Just What the Doctor Ordered

16 January 2012 · No Comments

From about 3pm on Friday, until about 9am today, I didn’t use a computer. I didn’t check my email, I didn’t check ravelry, I didn’t check the blog. None of it. And it was wonderful. I have a feeling I’m going to have to do this more often. I may even have to declare the weekends as a no-computer time. Of course this particular internet hiatus was because we were headed off to Toronto. We probably can’t quite manage to do that every weekend, but I think I could just pop the batteries out of my mouse and keyboard and call it good.  As for the trip, we had a splendid time, and I’ll report on it at length later in the week.
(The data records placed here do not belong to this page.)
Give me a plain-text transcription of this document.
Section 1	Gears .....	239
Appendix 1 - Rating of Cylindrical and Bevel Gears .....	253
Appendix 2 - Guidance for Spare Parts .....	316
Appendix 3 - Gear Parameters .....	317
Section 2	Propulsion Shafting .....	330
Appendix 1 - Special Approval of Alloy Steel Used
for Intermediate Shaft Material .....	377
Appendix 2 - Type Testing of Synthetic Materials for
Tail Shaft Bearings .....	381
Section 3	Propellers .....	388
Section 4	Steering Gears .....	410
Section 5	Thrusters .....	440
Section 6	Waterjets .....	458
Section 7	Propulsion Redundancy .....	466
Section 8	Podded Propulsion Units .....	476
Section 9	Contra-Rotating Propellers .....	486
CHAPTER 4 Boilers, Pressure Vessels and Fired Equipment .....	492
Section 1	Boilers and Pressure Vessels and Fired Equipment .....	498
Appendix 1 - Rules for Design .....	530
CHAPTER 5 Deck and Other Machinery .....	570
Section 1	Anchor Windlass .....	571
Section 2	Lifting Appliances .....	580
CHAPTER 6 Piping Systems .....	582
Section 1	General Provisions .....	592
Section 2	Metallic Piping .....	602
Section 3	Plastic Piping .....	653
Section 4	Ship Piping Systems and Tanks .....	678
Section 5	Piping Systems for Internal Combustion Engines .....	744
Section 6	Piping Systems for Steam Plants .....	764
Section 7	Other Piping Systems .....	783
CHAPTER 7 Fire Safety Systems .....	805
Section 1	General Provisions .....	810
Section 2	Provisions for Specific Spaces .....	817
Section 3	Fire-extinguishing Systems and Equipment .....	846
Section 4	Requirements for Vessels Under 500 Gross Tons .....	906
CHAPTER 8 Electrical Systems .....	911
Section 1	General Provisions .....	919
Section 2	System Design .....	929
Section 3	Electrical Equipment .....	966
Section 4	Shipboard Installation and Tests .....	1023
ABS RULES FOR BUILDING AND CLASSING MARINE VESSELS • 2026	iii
But for now, I have a wee bit of catch up to do.

Flee

9 January 2012 · 7 Comments

So I’m fleeing the country on short notice once again.  Well, compared to previous flights, this one is actually with a huge amount of notice…whole days in fact.  The summarized version is that I’ll be in Toronto this Saturday.  It’s been a shockingly long time since I’ve been to Toronto, the last time was way back in November 2007.

Now in 2007 I was a very new knitter.  How new?  Well, consulting my ravelry notes, I see that I took my very first sock ever with me on that trip in 2007.

Even back then I knew that Toronto had a certain reputation as a yarn store haven.  But I didn’t really have the resources (wasn’t yet a ravelry member…found yarn stores a bit intimidating) to properly appreciate it.  All that’s different now.  Yarn stores no longer scary.  Putting ‘town name’ and ‘yarn store’ in google before leaving for a trip is now standard practice.  But more importantly, I have you guys and can shamelessly ask you what your favorite yarn stores in any given spot are.  So, Toronto, Saturday, any suggestions?

ETA:  Lies…it turns out I’m telling you all terrible lies.  It seems I was actually last in Toronto in February of 2009.  But it was for just long enough to have lunch with a friend and buy one wee ball of yarn…not anything resembling a proper visit.  This will be a rather longer trip (a few nights rather than a few hours) and afford much more opportunity for socalizing with wool.

The Stars Did Not Align

5 December 2011 · 3 Comments

We’re actually pretty good at the short trip thing.  We don’t overpack (for one or two nights we just share a super tiny rolling bag).  We understand the importance of snacks.  We have the music situation well under control.  I know all about the care and feeding of car knitting.  We have a system.  Usually, it just sort of works.  But this weekend…this weekend we never quite found our groove.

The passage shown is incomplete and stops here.